The lyrics on Bring on the Snakes lean heavily toward stories of lives marred by the drag that a substance-heavy lifestyle eventually imposes on its subjects, no matter how much they strive for more. ("Most of my friends in Atlanta are gay coke dealers," Bachmann remarks.) Album opener "The Rotting Strip" documents the disintegration of the lives and relationship of a pair of doomed lovers; the hopefulness of the song's refrain ("...crossed our hearts half hoping/that we could both quit smoking/and kick the booze and blow/and one day go and make something of ourselves") ultimately gives way to the grim gravity of the situation ("So we branded our hearts and we toasted the stars/getting wasted by the light of the moon/You were a two bit tramp and I was a low life lying scam/We were a bad lay coming undone burning for someone to use"). It doesn't get any more cheerful from there, but Bachmann has surely succeeded in reinventing himself once again, through song after song of exceedingly well-documented desperation set to desolate (mostly) acoustic guitar and the aforementioned samples, which add an eerie air to the proceedings.

"In a weird way, whether it was Barry Black or Crooked Fingers, I almost wish that I had never been in Archers of Loaf so that people wouldn't have this preconceived idea of what I would be doing," says Bachmann. "That's something that annoys me, but that's the way the world is.
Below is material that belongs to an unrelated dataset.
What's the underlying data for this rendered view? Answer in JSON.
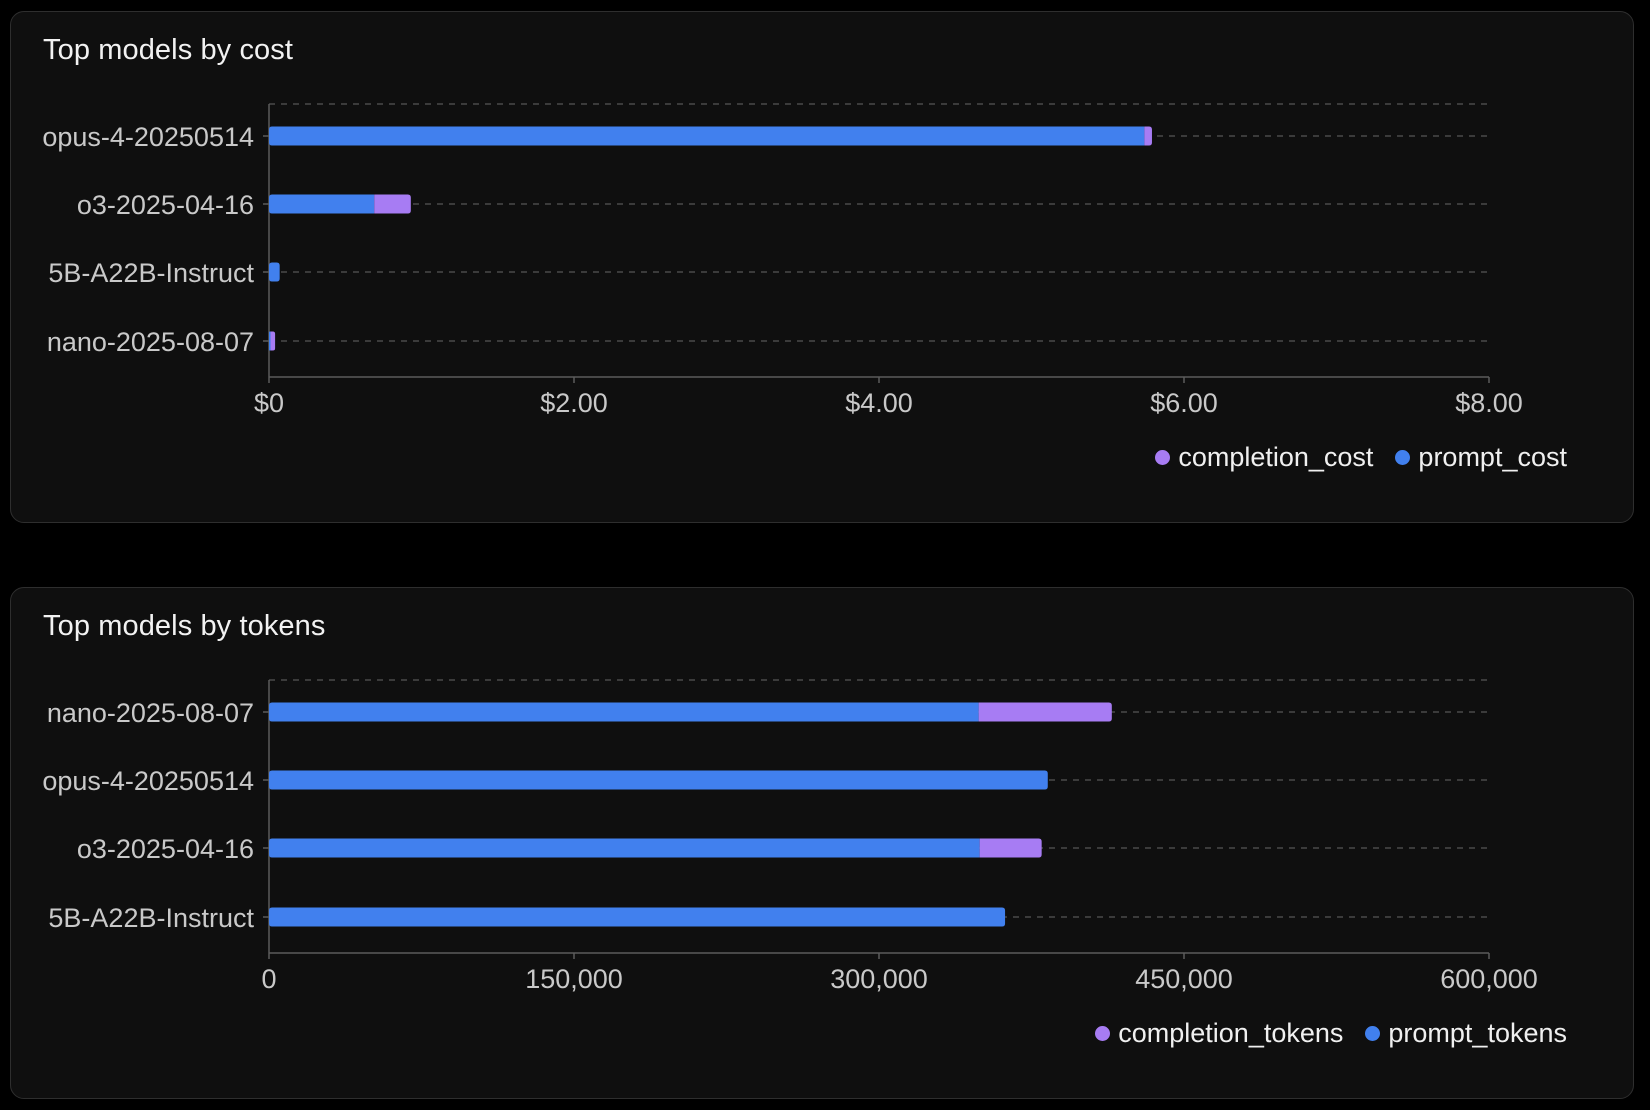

I want it to come across as though someone using their ears alone would never be able to tell that it was the same guy who was in this loud punk band or pop band or whatever, or had ever done this artsy-fartsy Barry Black stuff. I always wanted it to be different, just because it's fun to push yourself that way. All you're doing this shit for, all you're writing for, all I'm doing music for is to entertain myself, to get through life. Tomorrow I could look up and say, 'God, I want to be a stripper,' and I'd work like hell to do that."